Cada vez que abro Facebook, que no es muy a menudo últimamente, me encuentro con imágenes de ensueño de cuentas que se llaman cosas como “La naturaleza es asombrosa”. Un castillo elaborado en los bosques de Escocia o ruinas de templos sumergidos en aguas cristalinas. Por un momento, me pregunto: ¿es eso real? Luego, al mirar más de cerca, me doy cuenta de que, por supuesto, es contenido generado por inteligencia artificial (IA).
Los comentarios son siempre un caos. Algunas personas afirman con confianza: “¡Es IA!”, mientras que otras insisten: “No, es real”. Las respuestas más extrañas son las que reconocen que es falso, pero no parecen preocuparse: “Es IA, pero sigue siendo hermoso. Espero visitarlo algún día”. No puedo comenzar a entender la lógica detrás de justificar por qué lo falso está bien. Así que hablemos sobre el contenido generado por IA, lo que es, por qué existe y si deberíamos preocuparnos por ello.
El término “contenido generado por IA” se refiere a contenido que es inútil, perezoso, engañoso o simplemente de muy mala calidad, como el spam de la era de la IA. Está apareciendo en todas partes a medida que las herramientas de IA se vuelven más accesibles. Cualquiera puede generar este tipo de contenido, pero suele aparecer donde cumple un propósito específico.

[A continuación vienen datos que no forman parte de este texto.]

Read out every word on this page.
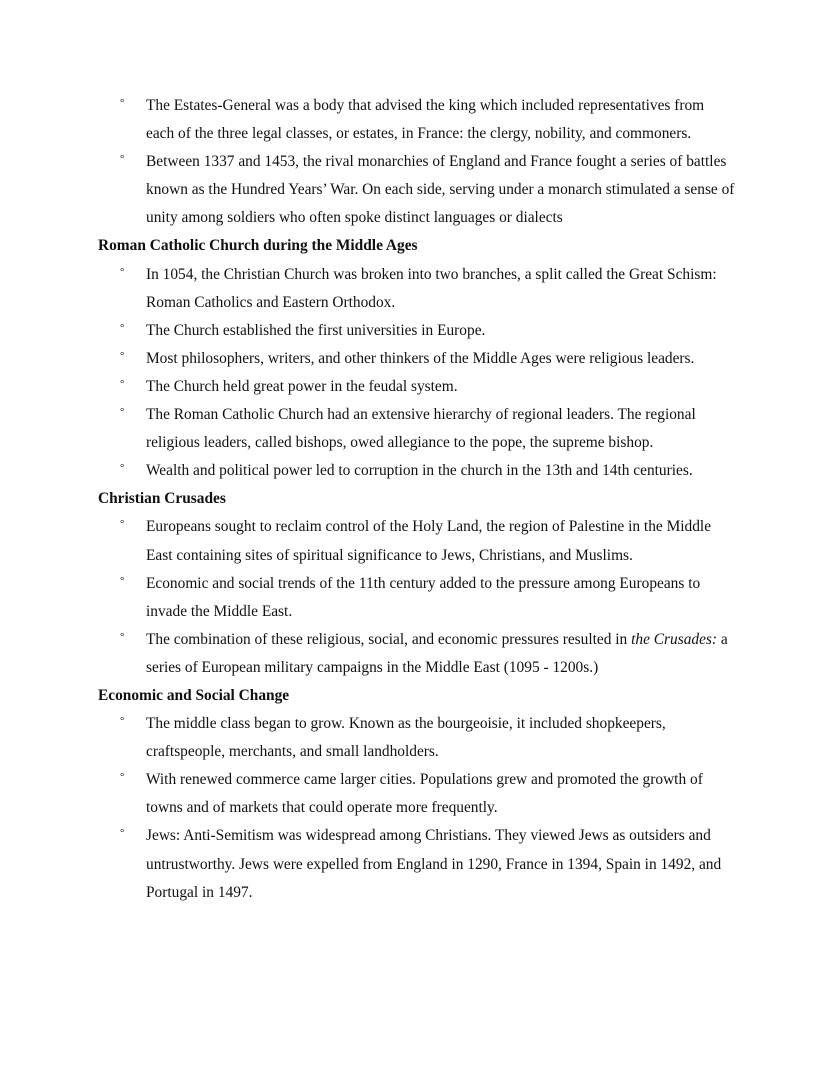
° The Estates-General was a body that advised the king which included representatives from each of the three legal classes, or estates, in France: the clergy, nobility, and commoners.
° Between 1337 and 1453, the rival monarchies of England and France fought a series of battles known as the Hundred Years’ War. On each side, serving under a monarch stimulated a sense of unity among soldiers who often spoke distinct languages or dialects
Roman Catholic Church during the Middle Ages
° In 1054, the Christian Church was broken into two branches, a split called the Great Schism: Roman Catholics and Eastern Orthodox.
° The Church established the first universities in Europe.
° Most philosophers, writers, and other thinkers of the Middle Ages were religious leaders.
° The Church held great power in the feudal system.
° The Roman Catholic Church had an extensive hierarchy of regional leaders. The regional religious leaders, called bishops, owed allegiance to the pope, the supreme bishop.
° Wealth and political power led to corruption in the church in the 13th and 14th centuries.
Christian Crusades
° Europeans sought to reclaim control of the Holy Land, the region of Palestine in the Middle East containing sites of spiritual significance to Jews, Christians, and Muslims.
° Economic and social trends of the 11th century added to the pressure among Europeans to invade the Middle East.
° The combination of these religious, social, and economic pressures resulted in the Crusades: a series of European military campaigns in the Middle East (1095 - 1200s.)
Economic and Social Change
° The middle class began to grow. Known as the bourgeoisie, it included shopkeepers, craftspeople, merchants, and small landholders.
° With renewed commerce came larger cities. Populations grew and promoted the growth of towns and of markets that could operate more frequently.
° Jews: Anti-Semitism was widespread among Christians. They viewed Jews as outsiders and untrustworthy. Jews were expelled from England in 1290, France in 1394, Spain in 1492, and Portugal in 1497.
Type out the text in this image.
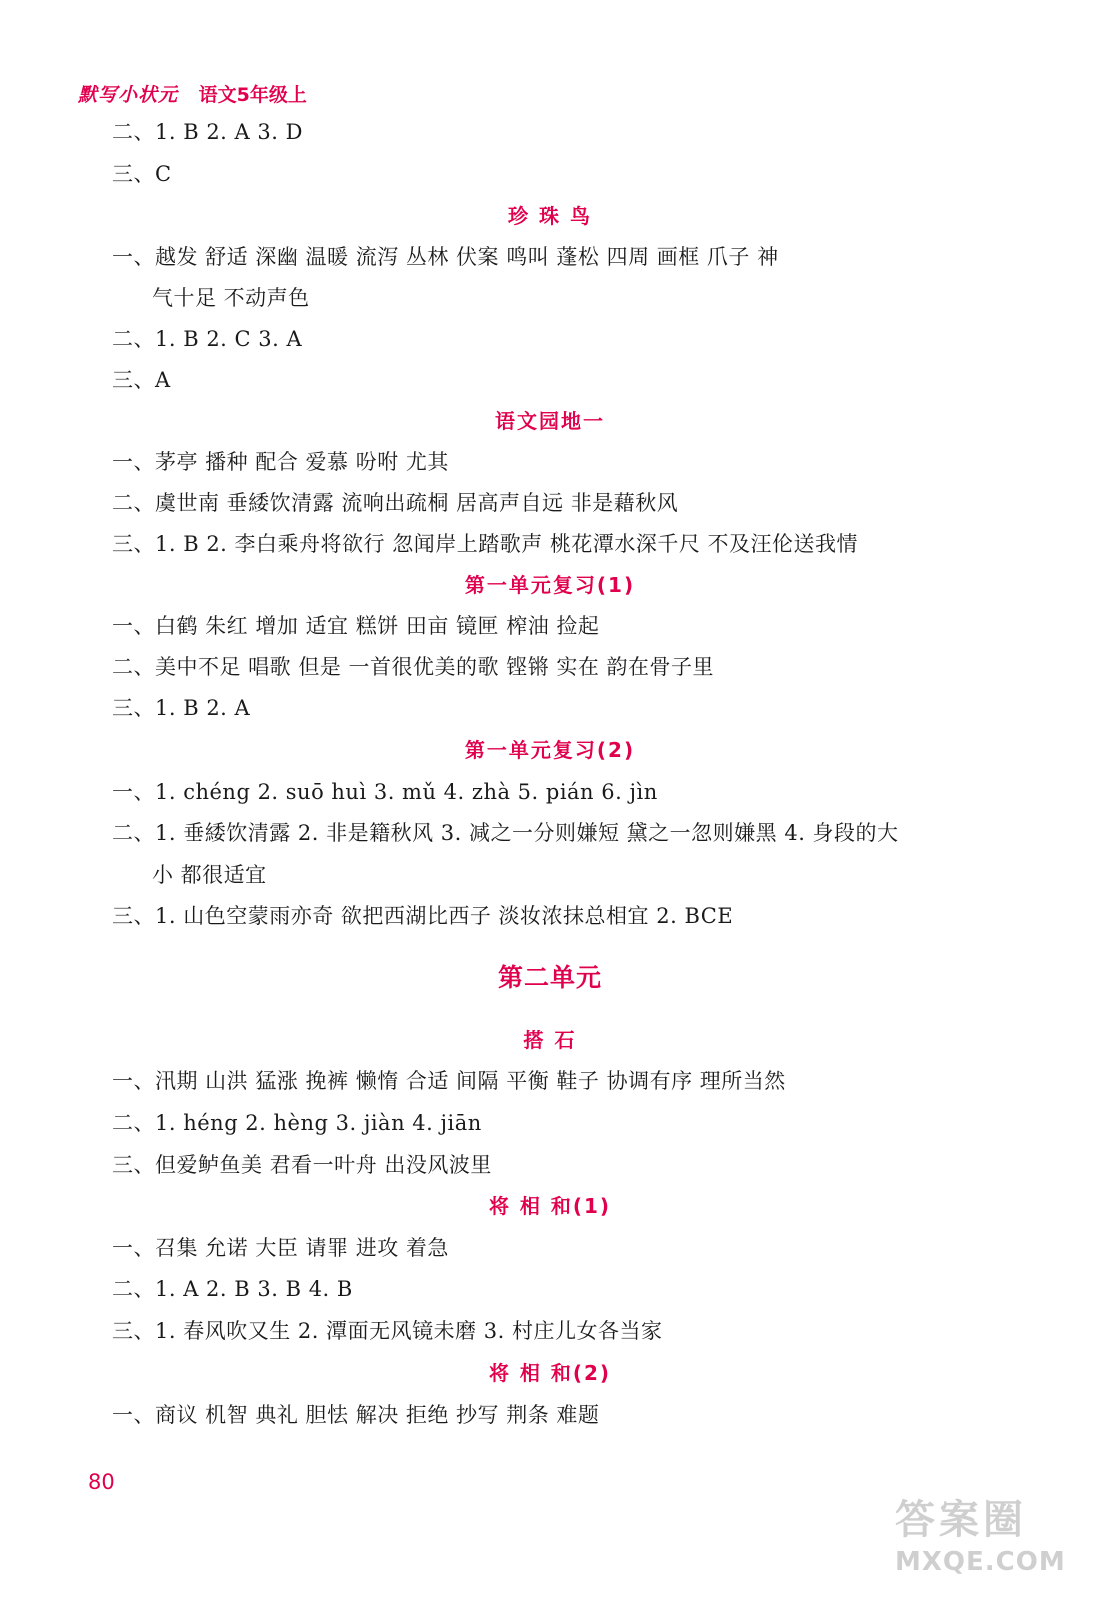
默写小状元 语文5年级上
二、1. B 2. A 3. D
三、C
珍 珠 鸟
一、越发 舒适 深幽 温暖 流泻 丛林 伏案 鸣叫 蓬松 四周 画框 爪子 神
气十足 不动声色
二、1. B 2. C 3. A
三、A
语文园地一
一、茅亭 播种 配合 爱慕 吩咐 尤其
二、虞世南 垂緌饮清露 流响出疏桐 居高声自远 非是藉秋风
三、1. B 2. 李白乘舟将欲行 忽闻岸上踏歌声 桃花潭水深千尺 不及汪伦送我情
第一单元复习(1)
一、白鹤 朱红 增加 适宜 糕饼 田亩 镜匣 榨油 捡起
二、美中不足 唱歌 但是 一首很优美的歌 铿锵 实在 韵在骨子里
三、1. B 2. A
第一单元复习(2)
一、1. chéng 2. suō huì 3. mǔ 4. zhà 5. pián 6. jìn
二、1. 垂緌饮清露 2. 非是籍秋风 3. 减之一分则嫌短 黛之一忽则嫌黑 4. 身段的大
小 都很适宜
三、1. 山色空蒙雨亦奇 欲把西湖比西子 淡妆浓抹总相宜 2. BCE
第二单元
搭 石
一、汛期 山洪 猛涨 挽裤 懒惰 合适 间隔 平衡 鞋子 协调有序 理所当然
二、1. héng 2. hèng 3. jiàn 4. jiān
三、但爱鲈鱼美 君看一叶舟 出没风波里
将 相 和(1)
一、召集 允诺 大臣 请罪 进攻 着急
二、1. A 2. B 3. B 4. B
三、1. 春风吹又生 2. 潭面无风镜未磨 3. 村庄儿女各当家
将 相 和(2)
一、商议 机智 典礼 胆怯 解决 拒绝 抄写 荆条 难题
80
答案圈
MXQE.COM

A veces, está diseñado para engañar, ya sea a través de imágenes virales falsas, clickbait escrito por IA o contenido que pretende ser real. Otras veces, se utiliza para generar tráfico, con cuentas de redes sociales y foros que producen publicaciones generadas por IA solo para obtener interacción. También está el juego del SEO, con sitios web enteros construidos a partir de contenido de baja calidad generado por IA, diseñados no para informar, sino para manipular los rankings de búsqueda. Y a veces, este contenido existe sin un motivo real, simplemente porque la gente puede hacerlo.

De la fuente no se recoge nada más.